When Mr Dell announced that he wanted to buy the company, of which he then owned 14 per cent, he believed that a Dell transformation could not happen in the glare of public markets. He and Silver Lake were willing to shoulder the financial and execution risk to fix Dell. In exchange they offered other shareholders a 40 per cent premium to give up their stock.
Suddenly that same public market that had been sceptical about Dell’s long-term prospects was concocting scenarios in which Dell could be worth multiples of Mr Dell’s buyout price. Mr Icahn and another major shareholder proposed a structure called a leveraged recapitalisation that would have kept Dell public. Mr Dell and Silver Lake, in response to the firestorm, raised their bid by a small amount. That bump, along with bending the rules in their favour by allowing arbitrageurs a say in the shareholder vote, was enough to close the buyout.
Still, the legitimacy of the buyout would be tested in court. A concept in Delaware corporate law called appraisal allows shareholders to ask a judge to assign “fair value” if they believe a buyout price is inadequate. A group of dissenters, which included not only specialist hedge funds but the big institutional group T Rowe Price, believed that Dell’s fair value was more than double the deal price. The judge disagreed with that number but concluded that the price the independent Dell directors had negotiated was not nearly enough. Citing “investor myopia” and a “valuation gap” at the time of Mr Dell’s bid, the judge’s valuation was a quarter higher than the deal price.

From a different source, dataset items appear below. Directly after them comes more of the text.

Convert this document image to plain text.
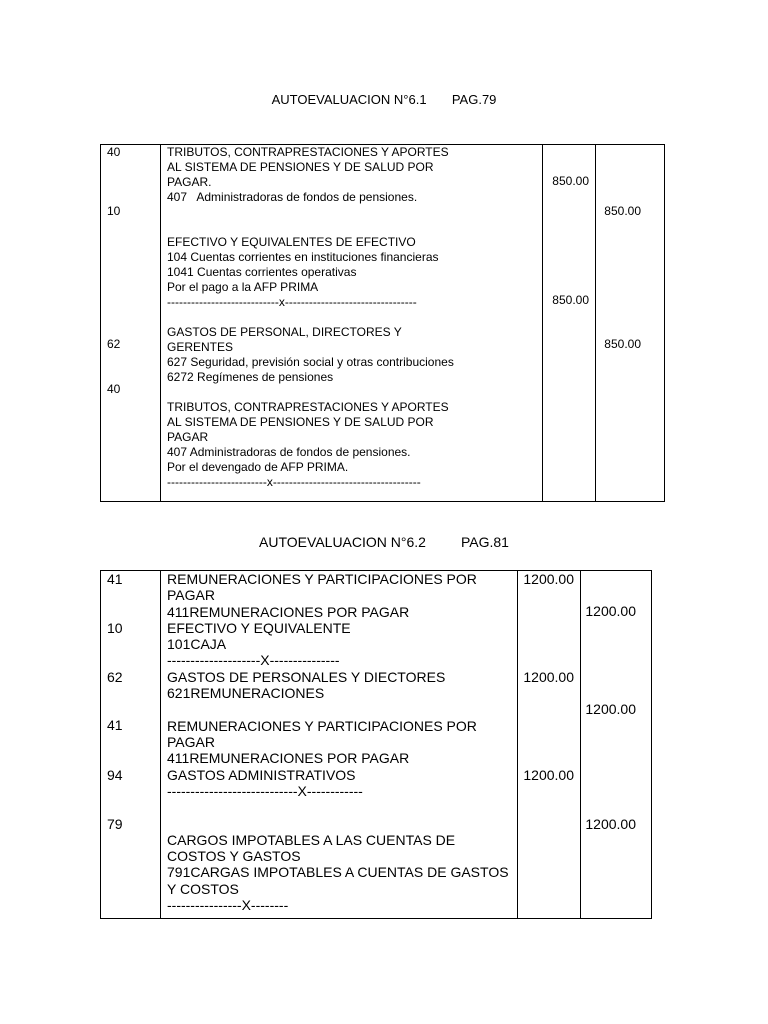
AUTOEVALUACION N°6.1       PAG.79
40
10
62
40
TRIBUTOS, CONTRAPRESTACIONES Y APORTES
AL SISTEMA DE PENSIONES Y DE SALUD POR
PAGAR.
407   Administradoras de fondos de pensiones.

EFECTIVO Y EQUIVALENTES DE EFECTIVO
104 Cuentas corrientes en instituciones financieras
1041 Cuentas corrientes operativas
Por el pago a la AFP PRIMA
----------------------------x---------------------------------

GASTOS DE PERSONAL, DIRECTORES Y
GERENTES
627 Seguridad, previsión social y otras contribuciones
6272 Regímenes de pensiones

TRIBUTOS, CONTRAPRESTACIONES Y APORTES
AL SISTEMA DE PENSIONES Y DE SALUD POR
PAGAR
407 Administradoras de fondos de pensiones.
Por el devengado de AFP PRIMA.
-------------------------x-------------------------------------
850.00
850.00
850.00
850.00
AUTOEVALUACION N°6.2         PAG.81
41
10
62
41
94
79
REMUNERACIONES Y PARTICIPACIONES POR
PAGAR
411REMUNERACIONES POR PAGAR
EFECTIVO Y EQUIVALENTE
101CAJA
--------------------X---------------
GASTOS DE PERSONALES Y DIECTORES
621REMUNERACIONES

REMUNERACIONES Y PARTICIPACIONES POR
PAGAR
411REMUNERACIONES POR PAGAR
GASTOS ADMINISTRATIVOS
----------------------------X------------

CARGOS IMPOTABLES A LAS CUENTAS DE
COSTOS Y GASTOS
791CARGAS IMPOTABLES A CUENTAS DE GASTOS
Y COSTOS
----------------X--------
1200.00
1200.00
1200.00
1200.00
1200.00
1200.00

Late last year, the judgment was overruled by the Delaware Supreme Court, which concluded that Dell shares traded in an efficient market and, as such, the deal price itself reflected its fair value. One of the investors who challenged the Dell buyout price in the Delaware courts dismissed the idea of an efficient market — where stock prices perfectly reflect all information about a company — telling me that the efficient markets hypothesis is “debunked finance 101 from 50 years ago. Not a single professor will tell you that financial markets are efficient.”
Courts aside, shareholders themselves may now become more vigilant. “The Dell deals could be a watershed. Institutions have been wary of ‘cratering’ a deal that a board of directors is recommending and creating headline risk for themselves,” said Chris Cernich, founder of Strategic Governance Advisors and a former managing director at the proxy adviser ISS. “But the enormous profits for the Dell buyout group show the risk in providing a rubber stamp.”
Mr Cernich’s thesis is about to be tested. To relist its shares, Dell has to persuade shareholders of a tracking stock issued to shareholders of EMC at the time of that acquisition to agree to a share swap. That tracking stock has traded at a 30-40 per cent discount to its fair value and its very creation helped make Mr Dell and Silver Lake billions. Mr Icahn happens to own a position in the tracker. Sources close to Mr Icahn said he had not made up his mind on how to vote, but he has another big chance to register his disapproval.